SUR LES QUATRE VÉRITÉS SUBLIMES.
(Ci-dessus, chap. i, f. 11 a, p. 332.)

La théorie des quatre vérités sublimes, âryâni satyâni, et en pâli ariyâni satchtchâni est une des plus anciennes doctrines du Buddhisme, une de celles qui reparaît le plus souvent dans les livres du Nord. On la trouve suffisamment développée dans le Lalita vistara[1]. Exprimées de la manière la plus précise, les quatre vérités sont : 1o  la douleur, condition nécessaire de toute existence ; 2o  la production de l’existence, causée par les passions ; 3o  la cessation des passions ; 4o  le moyen d’arriver à cette cessation. Le Mâhâvastu, l’un des livres les plus estimés des Buddhistes du Nord, en donne une énumération qui est presque mot pour mot celle du Lalita vistara[2]. Je ne la reproduis pas ici, parce qu’on peut la voir en quelque sorte traduite dans le Rgya tch’er rol pa de M. Foucaux ; je fais seulement la remarque que les deux énumérations sont identiques, parce que ce fait éclaire en un point l’authenticité du Lalita vistara. Car comme je suis intimement convaincu que le Mahâvastu est un livre antérieur au Lalita, l’identité de ces deux ouvrages sur ce point important est un argument de plus en faveur de l’opinion que j’ai exposée ailleurs sur la formation de la collection canonique du Nord[3].

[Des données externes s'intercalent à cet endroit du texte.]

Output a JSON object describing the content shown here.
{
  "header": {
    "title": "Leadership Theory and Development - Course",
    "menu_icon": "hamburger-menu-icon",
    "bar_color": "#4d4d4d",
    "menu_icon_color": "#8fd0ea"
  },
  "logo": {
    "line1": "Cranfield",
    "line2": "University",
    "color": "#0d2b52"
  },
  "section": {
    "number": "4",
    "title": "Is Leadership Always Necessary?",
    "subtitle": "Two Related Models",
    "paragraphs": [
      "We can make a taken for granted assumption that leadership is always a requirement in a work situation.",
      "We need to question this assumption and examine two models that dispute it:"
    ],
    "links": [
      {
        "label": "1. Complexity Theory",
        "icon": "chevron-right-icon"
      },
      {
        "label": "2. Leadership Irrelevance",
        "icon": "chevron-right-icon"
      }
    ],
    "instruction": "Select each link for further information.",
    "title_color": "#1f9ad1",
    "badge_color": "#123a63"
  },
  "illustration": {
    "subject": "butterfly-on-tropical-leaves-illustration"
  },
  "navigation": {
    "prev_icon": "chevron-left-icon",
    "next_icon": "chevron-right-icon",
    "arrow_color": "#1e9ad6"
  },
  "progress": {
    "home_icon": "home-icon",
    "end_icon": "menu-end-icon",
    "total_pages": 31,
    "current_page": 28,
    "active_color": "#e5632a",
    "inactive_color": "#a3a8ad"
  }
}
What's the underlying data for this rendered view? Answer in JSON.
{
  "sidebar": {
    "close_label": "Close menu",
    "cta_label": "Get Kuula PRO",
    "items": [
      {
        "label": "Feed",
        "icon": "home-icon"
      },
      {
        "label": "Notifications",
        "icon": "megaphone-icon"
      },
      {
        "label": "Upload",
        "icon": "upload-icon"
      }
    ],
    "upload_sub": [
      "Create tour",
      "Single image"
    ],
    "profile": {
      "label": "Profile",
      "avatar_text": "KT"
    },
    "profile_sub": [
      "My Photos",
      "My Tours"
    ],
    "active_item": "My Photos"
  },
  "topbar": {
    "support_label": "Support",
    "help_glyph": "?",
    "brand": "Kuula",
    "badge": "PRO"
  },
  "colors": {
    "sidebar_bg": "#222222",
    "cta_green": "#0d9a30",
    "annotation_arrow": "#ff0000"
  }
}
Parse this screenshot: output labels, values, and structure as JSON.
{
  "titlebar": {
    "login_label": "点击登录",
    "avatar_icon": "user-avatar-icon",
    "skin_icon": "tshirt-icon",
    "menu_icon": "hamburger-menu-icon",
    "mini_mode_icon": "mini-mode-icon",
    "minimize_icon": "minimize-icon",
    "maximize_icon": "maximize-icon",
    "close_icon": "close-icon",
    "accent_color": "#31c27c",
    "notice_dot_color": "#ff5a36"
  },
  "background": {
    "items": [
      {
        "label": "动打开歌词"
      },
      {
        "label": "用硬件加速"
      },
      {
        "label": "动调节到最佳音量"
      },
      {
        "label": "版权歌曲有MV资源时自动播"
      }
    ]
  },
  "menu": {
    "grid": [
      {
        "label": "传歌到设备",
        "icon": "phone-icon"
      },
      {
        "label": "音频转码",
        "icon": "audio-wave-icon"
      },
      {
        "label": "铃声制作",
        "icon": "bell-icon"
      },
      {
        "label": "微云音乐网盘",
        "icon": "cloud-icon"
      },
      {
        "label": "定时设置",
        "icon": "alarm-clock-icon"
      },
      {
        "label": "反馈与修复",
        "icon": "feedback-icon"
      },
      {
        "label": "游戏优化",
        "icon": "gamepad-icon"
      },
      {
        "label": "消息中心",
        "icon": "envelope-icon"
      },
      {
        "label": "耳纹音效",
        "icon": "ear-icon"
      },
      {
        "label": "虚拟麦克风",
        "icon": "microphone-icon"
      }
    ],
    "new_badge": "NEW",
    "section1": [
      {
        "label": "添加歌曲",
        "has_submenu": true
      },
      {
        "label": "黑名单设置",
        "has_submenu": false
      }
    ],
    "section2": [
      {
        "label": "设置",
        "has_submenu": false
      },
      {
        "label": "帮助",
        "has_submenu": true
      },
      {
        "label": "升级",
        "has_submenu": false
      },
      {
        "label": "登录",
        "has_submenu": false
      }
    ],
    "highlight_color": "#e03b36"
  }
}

Les quatre vérités sublimes paraissent au premier rang dans les exposés, même les moins développés, que nous possédons de la doctrine morale de Çâkya. Klaproth, dans son abrégé de la vie du dernier Buddha, ne pouvait les oublier[4] ; on les retrouve également dans un fragment d’une vie de Çâkya publié par lui d’après une traduction faite sur le mongol ; voici comment elles sont énoncées : « L’existence de l’état de misère est la première vérité ; la seconde est que cette misère immense répand son empire partout ; la délivrance finale de cette misère est la troisième ; enfin la quatrième est l’existence des obstacles infinis qui s’opposent à cette délivrance[5]. » Csoma de Cörös en donne, comme

  1. Rgya tch’er rol pa, t. II, p. 121, 392 et suiv.
  2. Mahâvastu, fol. 357 a.
  3. Introd. à l’hist. du Buddh. ind. t. I, p. 579 et suiv.
  4. Journ. Asiat. t. IV, p. 69.
  5. Table chronologique des Patriarches, etc. dans Nouv. Journ. Asiat. t. VII, p. 185.